The move scuttled what was set to be the highest-level talks between Israeli and PA officials in nearly two years.
Fayyad and Israeli Prime Minister Benjamin Netanyahu were scheduled to meet Tuesday evening in what the PA portrayed as "a last-ditch effort to salvage peace talks" before the US election season.
However, shortly before the meeting was to start, PLO chief negotiator Saeb Erekat said that only he and a senior PA security official, Majed Faraj, would attend.
"We are on our way," he said, giving no explanation for Fayyad's absence. Officials in Fayyad's office declined comment.
Even before the last-minute hitch, officials on both sides played down expectations for the meeting, where the PA delegation planned to deliver a letter from PA chairman Mahmoud Abbas to Netanyahu.
Israeli officials said Netanyahu would accept the letter from whoever arrived.
However, the letter's contents are already known to the press and serve as a non sequitor in terms of reviving the moribund peace process.
In it, Abbas reportedly demands Israel accept the indefensible pre-1967 lines as borders for a future PA state, halt all construction in the 'disputed territories,' and release all Arab terrorists from its prisons.
PA officials have confirmed that Abbas withdrew a threat in earlier drafts of the letter to resort to dissolve the Palestinian Authority after pressure from US President Barack Obama.

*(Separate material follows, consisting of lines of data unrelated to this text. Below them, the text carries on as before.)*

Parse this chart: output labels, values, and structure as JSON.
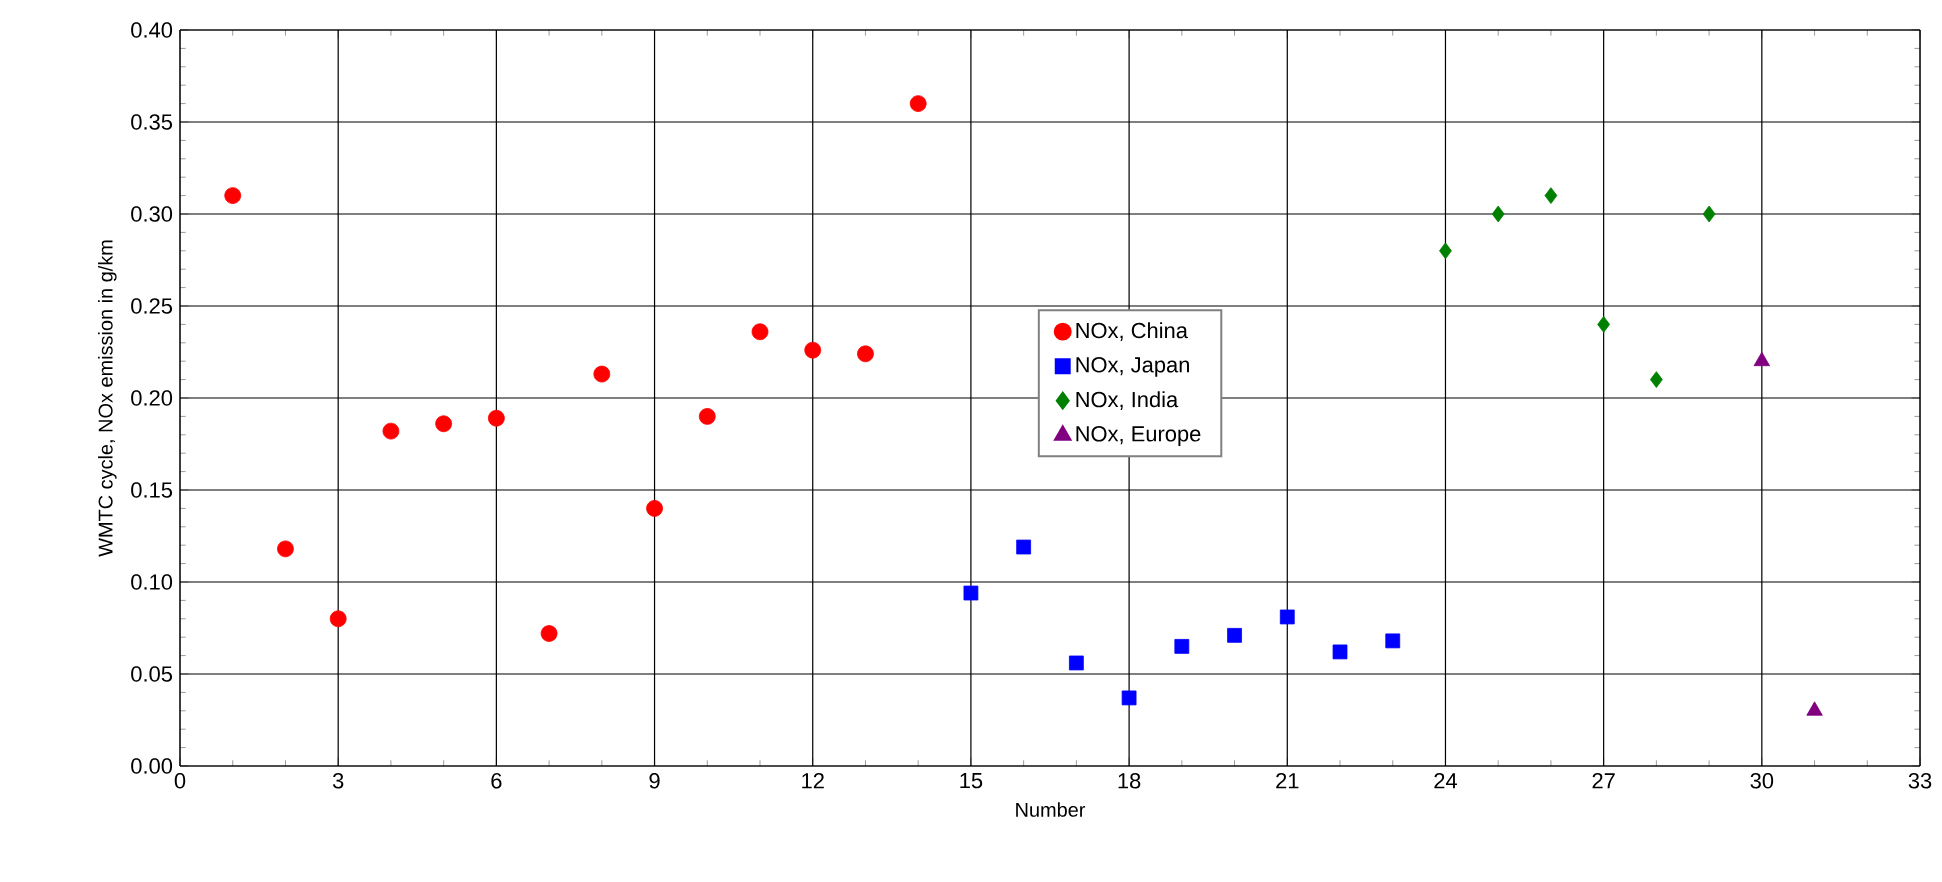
{
  "chart_data": {
    "type": "scatter",
    "xlabel": "Number",
    "ylabel": "WMTC cycle, NOx emission in g/km",
    "xlim": [
      0,
      33
    ],
    "xticks": [
      0,
      3,
      6,
      9,
      12,
      15,
      18,
      21,
      24,
      27,
      30,
      33
    ],
    "ylim": [
      0,
      0.4
    ],
    "yticks": [
      {
        "value": 0,
        "label": "0.00"
      },
      {
        "value": 0.05,
        "label": "0.05"
      },
      {
        "value": 0.1,
        "label": "0.10"
      },
      {
        "value": 0.15,
        "label": "0.15"
      },
      {
        "value": 0.2,
        "label": "0.20"
      },
      {
        "value": 0.25,
        "label": "0.25"
      },
      {
        "value": 0.3,
        "label": "0.30"
      },
      {
        "value": 0.35,
        "label": "0.35"
      },
      {
        "value": 0.4,
        "label": "0.40"
      }
    ],
    "grid": true,
    "legend": "center",
    "series": [
      {
        "name": "NOx, China",
        "color": "#ff0000",
        "marker": "circle",
        "x": [
          1,
          2,
          3,
          4,
          5,
          6,
          7,
          8,
          9,
          10,
          11,
          12,
          13,
          14
        ],
        "values": [
          0.31,
          0.118,
          0.08,
          0.182,
          0.186,
          0.189,
          0.072,
          0.213,
          0.14,
          0.19,
          0.236,
          0.226,
          0.224,
          0.36
        ]
      },
      {
        "name": "NOx, Japan",
        "color": "#0000ff",
        "marker": "square",
        "x": [
          15,
          16,
          17,
          18,
          19,
          20,
          21,
          22,
          23
        ],
        "values": [
          0.094,
          0.119,
          0.056,
          0.037,
          0.065,
          0.071,
          0.081,
          0.062,
          0.068
        ]
      },
      {
        "name": "NOx, India",
        "color": "#008000",
        "marker": "diamond",
        "x": [
          24,
          25,
          26,
          27,
          28,
          29
        ],
        "values": [
          0.28,
          0.3,
          0.31,
          0.24,
          0.21,
          0.3
        ]
      },
      {
        "name": "NOx, Europe",
        "color": "#800080",
        "marker": "triangle",
        "x": [
          30,
          31
        ],
        "values": [
          0.22,
          0.03
        ]
      }
    ]
  }
}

Netanyahu's office previosuly responded to a threat to dismantle the PA saying "it wouldn't be the end of the world."
Israel has already said it is ready to resume negotiations from either side immediately without preconditions and regards Abbas' demands as a fait accompli intended to forestall talks.
They note that a previous 10-month building freeze by Israel in Judea and Samaria aimed at meeting PA demands was not only rebuffed, but answered with more preconditions and a unilateral statehood bid at the UN.
Unilateral moves are expressely proscribed by the 1993 Oslo Accords.
Nonetheless, in December 2011 the PA adopted "a strategy based on continuous efforts along with the international community to secure full recognition and full United Nations membership, pursuing internal reconciliation, and keeping up the popular resistance."
Netanyahu is expected to reject Abbas' preconditions and demand an immediate return to the negotiating table. His own letter to Abbas will be delivered by Israeli chief negotiator Yitzhak Molho at a later date.